もし今のままならばたぶん安倍政権は来年夏には民主瓦解を見越してまたしても異次元の衆参同時選挙を敢行するはずだ。 さすれば民主は見事に粉々に粉砕されて小惑星に落ち込むはずだ。 選ぶ魅力は何もない。 一部の労組議員が辛うじて生き残るだけだ。 それを早くも察知したからこそ、たまたま両氏はそんな避難行動に恥も外聞もなく政治家としての夢も捨てて自民へと走るのであろうし走ったのだ。 つい最近の宮城県議選挙で民主は惨敗して共産党にも負けた。  岡田代表は「民主党が風を受け切れていないのは事実」と認めたが、こうなった責任は自分自身にあることにまるで気が付いていない。 恐るべき無知と無責任である。 政権担当時のいわゆる6人組の横柄・横着な姿勢もいまに変わっていない。 もうこの風だよりの風来坊政党に明日はない。 

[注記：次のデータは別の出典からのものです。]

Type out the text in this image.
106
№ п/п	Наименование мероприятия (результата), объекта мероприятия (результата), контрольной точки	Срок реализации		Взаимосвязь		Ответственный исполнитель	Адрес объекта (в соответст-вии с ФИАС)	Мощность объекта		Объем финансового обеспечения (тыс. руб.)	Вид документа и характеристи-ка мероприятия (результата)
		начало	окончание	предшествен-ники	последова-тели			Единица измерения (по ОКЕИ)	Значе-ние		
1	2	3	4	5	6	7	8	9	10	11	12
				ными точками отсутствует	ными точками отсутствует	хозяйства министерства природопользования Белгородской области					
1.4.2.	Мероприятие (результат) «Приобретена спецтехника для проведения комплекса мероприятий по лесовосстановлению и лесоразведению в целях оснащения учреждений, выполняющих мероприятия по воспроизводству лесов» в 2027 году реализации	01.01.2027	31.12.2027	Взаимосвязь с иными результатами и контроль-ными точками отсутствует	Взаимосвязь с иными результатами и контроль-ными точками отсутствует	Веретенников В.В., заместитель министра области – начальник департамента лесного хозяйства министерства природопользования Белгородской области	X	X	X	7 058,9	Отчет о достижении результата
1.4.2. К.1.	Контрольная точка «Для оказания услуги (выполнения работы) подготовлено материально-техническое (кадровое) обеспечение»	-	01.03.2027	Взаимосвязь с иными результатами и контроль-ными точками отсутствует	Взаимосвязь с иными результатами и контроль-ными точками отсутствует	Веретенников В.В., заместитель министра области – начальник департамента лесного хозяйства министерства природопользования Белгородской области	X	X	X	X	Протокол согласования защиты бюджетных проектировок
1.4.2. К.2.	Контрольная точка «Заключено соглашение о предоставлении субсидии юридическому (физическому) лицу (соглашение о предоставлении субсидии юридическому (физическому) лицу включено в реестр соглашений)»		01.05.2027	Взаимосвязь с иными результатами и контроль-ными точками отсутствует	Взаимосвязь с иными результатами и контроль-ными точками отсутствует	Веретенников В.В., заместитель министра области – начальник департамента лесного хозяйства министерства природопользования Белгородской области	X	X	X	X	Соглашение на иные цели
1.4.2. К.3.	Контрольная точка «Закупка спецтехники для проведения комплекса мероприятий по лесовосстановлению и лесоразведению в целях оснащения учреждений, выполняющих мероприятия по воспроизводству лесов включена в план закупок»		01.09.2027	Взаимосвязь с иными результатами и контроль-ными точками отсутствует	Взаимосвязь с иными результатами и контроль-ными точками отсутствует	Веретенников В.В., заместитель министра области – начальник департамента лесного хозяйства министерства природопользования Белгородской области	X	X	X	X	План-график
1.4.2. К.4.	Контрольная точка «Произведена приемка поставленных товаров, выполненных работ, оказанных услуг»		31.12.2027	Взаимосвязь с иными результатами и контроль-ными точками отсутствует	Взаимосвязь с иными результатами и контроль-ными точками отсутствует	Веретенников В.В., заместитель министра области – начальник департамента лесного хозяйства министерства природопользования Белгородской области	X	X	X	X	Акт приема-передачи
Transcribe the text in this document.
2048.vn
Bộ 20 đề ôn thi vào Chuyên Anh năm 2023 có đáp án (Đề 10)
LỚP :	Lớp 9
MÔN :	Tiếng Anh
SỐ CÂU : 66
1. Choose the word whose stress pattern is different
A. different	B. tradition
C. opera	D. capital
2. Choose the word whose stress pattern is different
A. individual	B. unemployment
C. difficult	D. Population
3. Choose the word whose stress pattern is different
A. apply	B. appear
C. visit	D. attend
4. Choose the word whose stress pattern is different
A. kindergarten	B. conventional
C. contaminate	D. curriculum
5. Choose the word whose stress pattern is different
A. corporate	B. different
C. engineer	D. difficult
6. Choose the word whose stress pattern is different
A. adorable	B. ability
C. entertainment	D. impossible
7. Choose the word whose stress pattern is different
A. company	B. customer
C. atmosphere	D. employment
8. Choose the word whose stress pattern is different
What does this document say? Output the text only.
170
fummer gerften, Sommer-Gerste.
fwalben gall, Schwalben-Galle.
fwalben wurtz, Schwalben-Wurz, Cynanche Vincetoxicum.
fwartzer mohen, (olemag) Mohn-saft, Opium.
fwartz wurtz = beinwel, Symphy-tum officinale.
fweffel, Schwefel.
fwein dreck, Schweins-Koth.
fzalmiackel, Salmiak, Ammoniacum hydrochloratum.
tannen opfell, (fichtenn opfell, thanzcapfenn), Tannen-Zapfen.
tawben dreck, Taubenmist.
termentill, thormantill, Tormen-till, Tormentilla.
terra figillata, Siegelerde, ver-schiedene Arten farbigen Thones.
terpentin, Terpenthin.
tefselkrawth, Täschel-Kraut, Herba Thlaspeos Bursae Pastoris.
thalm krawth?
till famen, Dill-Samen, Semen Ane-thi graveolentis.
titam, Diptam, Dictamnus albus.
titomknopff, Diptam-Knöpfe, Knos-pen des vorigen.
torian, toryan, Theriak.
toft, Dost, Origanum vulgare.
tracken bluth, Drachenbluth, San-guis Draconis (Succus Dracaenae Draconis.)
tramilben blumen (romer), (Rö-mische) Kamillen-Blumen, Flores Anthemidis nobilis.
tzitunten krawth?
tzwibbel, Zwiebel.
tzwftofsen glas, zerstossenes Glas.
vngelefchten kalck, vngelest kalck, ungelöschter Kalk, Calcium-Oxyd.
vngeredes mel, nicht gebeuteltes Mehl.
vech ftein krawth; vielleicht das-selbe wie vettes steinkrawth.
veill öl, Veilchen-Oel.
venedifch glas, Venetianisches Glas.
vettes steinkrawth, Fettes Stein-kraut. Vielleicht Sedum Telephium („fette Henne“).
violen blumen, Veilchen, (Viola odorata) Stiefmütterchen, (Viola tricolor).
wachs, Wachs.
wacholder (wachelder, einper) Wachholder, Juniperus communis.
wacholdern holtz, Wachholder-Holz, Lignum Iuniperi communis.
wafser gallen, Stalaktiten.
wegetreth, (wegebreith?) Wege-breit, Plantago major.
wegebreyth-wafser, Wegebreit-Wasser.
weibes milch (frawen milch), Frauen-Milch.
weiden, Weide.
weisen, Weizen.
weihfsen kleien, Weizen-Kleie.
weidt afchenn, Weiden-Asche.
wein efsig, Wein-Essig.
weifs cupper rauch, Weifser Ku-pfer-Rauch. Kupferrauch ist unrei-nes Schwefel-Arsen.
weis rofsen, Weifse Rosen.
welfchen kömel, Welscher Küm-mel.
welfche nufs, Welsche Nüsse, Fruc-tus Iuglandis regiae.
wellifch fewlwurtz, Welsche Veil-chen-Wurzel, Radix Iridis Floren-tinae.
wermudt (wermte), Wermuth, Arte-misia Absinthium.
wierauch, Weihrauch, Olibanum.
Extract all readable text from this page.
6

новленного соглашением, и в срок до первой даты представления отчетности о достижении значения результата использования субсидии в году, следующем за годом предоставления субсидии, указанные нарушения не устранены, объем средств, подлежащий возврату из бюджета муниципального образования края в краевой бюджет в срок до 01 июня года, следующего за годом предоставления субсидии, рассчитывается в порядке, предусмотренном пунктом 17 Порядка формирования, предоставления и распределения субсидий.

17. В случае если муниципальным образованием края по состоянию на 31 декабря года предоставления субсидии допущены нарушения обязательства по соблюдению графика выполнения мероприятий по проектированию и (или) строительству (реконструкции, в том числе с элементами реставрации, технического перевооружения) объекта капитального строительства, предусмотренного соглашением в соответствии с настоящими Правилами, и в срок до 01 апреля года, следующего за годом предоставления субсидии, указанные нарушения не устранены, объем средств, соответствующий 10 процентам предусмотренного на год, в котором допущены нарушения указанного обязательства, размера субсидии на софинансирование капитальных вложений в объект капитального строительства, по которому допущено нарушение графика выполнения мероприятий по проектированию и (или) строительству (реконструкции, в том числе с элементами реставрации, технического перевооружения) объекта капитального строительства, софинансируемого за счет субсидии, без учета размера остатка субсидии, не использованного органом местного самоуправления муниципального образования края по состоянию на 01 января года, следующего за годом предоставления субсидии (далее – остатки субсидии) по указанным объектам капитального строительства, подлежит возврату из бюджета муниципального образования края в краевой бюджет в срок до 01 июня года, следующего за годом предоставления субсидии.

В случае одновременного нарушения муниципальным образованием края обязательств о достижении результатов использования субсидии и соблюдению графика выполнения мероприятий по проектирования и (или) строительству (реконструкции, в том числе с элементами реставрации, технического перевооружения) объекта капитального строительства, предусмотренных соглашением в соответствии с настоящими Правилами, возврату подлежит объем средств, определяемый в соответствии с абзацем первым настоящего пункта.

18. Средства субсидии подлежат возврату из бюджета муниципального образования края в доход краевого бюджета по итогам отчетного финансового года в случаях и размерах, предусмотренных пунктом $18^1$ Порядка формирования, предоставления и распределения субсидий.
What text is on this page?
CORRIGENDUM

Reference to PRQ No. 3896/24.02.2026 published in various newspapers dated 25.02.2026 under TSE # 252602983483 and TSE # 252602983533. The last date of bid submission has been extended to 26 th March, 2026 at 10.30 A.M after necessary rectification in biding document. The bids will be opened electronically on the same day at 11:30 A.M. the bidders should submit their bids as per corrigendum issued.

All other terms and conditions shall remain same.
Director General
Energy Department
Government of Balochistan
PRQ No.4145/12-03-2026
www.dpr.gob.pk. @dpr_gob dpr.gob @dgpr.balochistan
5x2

岡田、枝野、野田、玄葉、安住、前原などは解党しかないと悟るべきだ。

こんな民主に維新の党が寄り添うなんて見通しが甘すぎた。 ここにも奈落の底に自分で自分を追い込んだのは飛んで火に入る維新の党は夏の虫と言わねばならない愚を犯したことになったのは悲劇的である。

■きょう夕方時事ドットコムニュース

代表選前倒しを要求=「このままでは参院選惨敗」-民主・桜井氏

民主党の桜井充元政調会長(参院宮城選挙区)は29日付のメールマガジンで、「安倍政権と戦う真の野党」をつくるため「早期に野党再編を行い、併せて代表選挙を行うべきである」と主張した。岡田克也代表の任期は2017年9月末まで。代表選の前倒しによる代表交代を求めた形で、波紋を広げる可能性がある。
 桜井氏は、共産党が議席を倍増させた一方、民主党が後退した先の宮城県議選に言及し、「執行部に危機感が感じられない」などと党の対応を批判。「この執行部のままで来年の参院選を戦ったら惨敗することは目に見えている」などと訴えた。